Fuel duty freeze 'to save average driver £130 a year'
Motoring campaigners have welcomed the decision to freeze fuel duty for the seventh year in a row.
The Treasury said the move would save the average car driver £130 a year compared with fuel duty escalator plans.
Responding to the announcement, RAC fuel spokesman Simon Williams said: "The Chancellor's commitment to freeze fuel duty will be greeted with relief by motorists and businesses at a time when we know drivers are concerned that fuel prices will rise significantly over the next six months - which might be the case if oil-producing countries that are members of Opec commit to an oil production cut when they meet this time next week.
"The Chancellor's decision to extend the freeze shows that he understands that motorists are the backbone of the British economy. It is vital that, in such uncertain times, the Government can give as much certainty to them as possible."
Road Haulage Association chief executive Richard Burnett said any measure to make the journeys of hauliers more cost-effective will "contribute greatly to the movement of the UK economy".
He added: " Obviously a fuel duty cut would have made a real difference to our members' operating costs, but a further fuel duty freeze? We'll happily take that."
Tory MP Charlie Elphicke described the decision as "a victory for the hard working classes of modern Britain".
He went on: "I'm delighted the Chancellor listened to the concerns raised by so many Conservative MPs. He is absolutely right to put more money in the pockets of hard-pressed families and small businesses."
Chancellor Philip Hammond said the "tax cut" is worth £850 million next year and means the current fuel duty freeze is the longest for 40 years.
AA president Edmund King said the freeze in fuel duty would bring "relief" for motorists, but added that the Treasury has benefited from rising pump prices.

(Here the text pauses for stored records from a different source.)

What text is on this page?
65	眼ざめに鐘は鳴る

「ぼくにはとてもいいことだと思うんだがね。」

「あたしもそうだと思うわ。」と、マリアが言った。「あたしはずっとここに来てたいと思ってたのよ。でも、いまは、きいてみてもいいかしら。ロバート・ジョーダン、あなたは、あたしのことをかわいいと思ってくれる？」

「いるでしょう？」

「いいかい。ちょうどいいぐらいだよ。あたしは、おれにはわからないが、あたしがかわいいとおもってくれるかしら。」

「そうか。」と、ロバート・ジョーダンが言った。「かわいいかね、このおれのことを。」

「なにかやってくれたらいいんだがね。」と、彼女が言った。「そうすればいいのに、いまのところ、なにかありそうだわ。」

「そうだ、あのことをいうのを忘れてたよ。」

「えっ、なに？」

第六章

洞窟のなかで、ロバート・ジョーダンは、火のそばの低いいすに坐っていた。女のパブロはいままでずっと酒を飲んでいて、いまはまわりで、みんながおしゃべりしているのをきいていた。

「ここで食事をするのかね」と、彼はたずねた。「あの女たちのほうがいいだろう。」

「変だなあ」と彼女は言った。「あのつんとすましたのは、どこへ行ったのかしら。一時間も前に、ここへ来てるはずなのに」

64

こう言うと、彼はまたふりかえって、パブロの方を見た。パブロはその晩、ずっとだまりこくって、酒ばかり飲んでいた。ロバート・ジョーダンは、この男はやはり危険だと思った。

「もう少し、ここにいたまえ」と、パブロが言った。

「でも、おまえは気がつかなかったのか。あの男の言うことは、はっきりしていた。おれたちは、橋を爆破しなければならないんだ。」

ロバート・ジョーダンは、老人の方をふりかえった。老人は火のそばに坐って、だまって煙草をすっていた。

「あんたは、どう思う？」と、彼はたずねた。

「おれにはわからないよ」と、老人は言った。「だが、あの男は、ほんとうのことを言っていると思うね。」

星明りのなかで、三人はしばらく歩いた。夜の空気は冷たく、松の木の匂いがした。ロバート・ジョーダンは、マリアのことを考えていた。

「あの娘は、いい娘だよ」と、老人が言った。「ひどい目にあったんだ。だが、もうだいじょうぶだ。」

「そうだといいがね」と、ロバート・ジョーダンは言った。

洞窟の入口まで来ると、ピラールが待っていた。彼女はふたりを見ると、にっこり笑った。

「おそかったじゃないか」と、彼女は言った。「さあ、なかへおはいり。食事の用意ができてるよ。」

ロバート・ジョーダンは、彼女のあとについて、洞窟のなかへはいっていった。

He said: " The fuel duty freeze brings some pump relief especially for white van man and the millions of drivers dependent on their cars.
"As the pump price increases the Chancellor also benefits from extra VAT receipts. Since the referendum and subsequent fall in the pound, the Chancellor has received an extra £25 million per month in VAT."
Government figures show that earlier this month average fuel prices reached their highest level since July 2015, with motorists being charged 116.6ppl for petrol and 119ppl for diesel.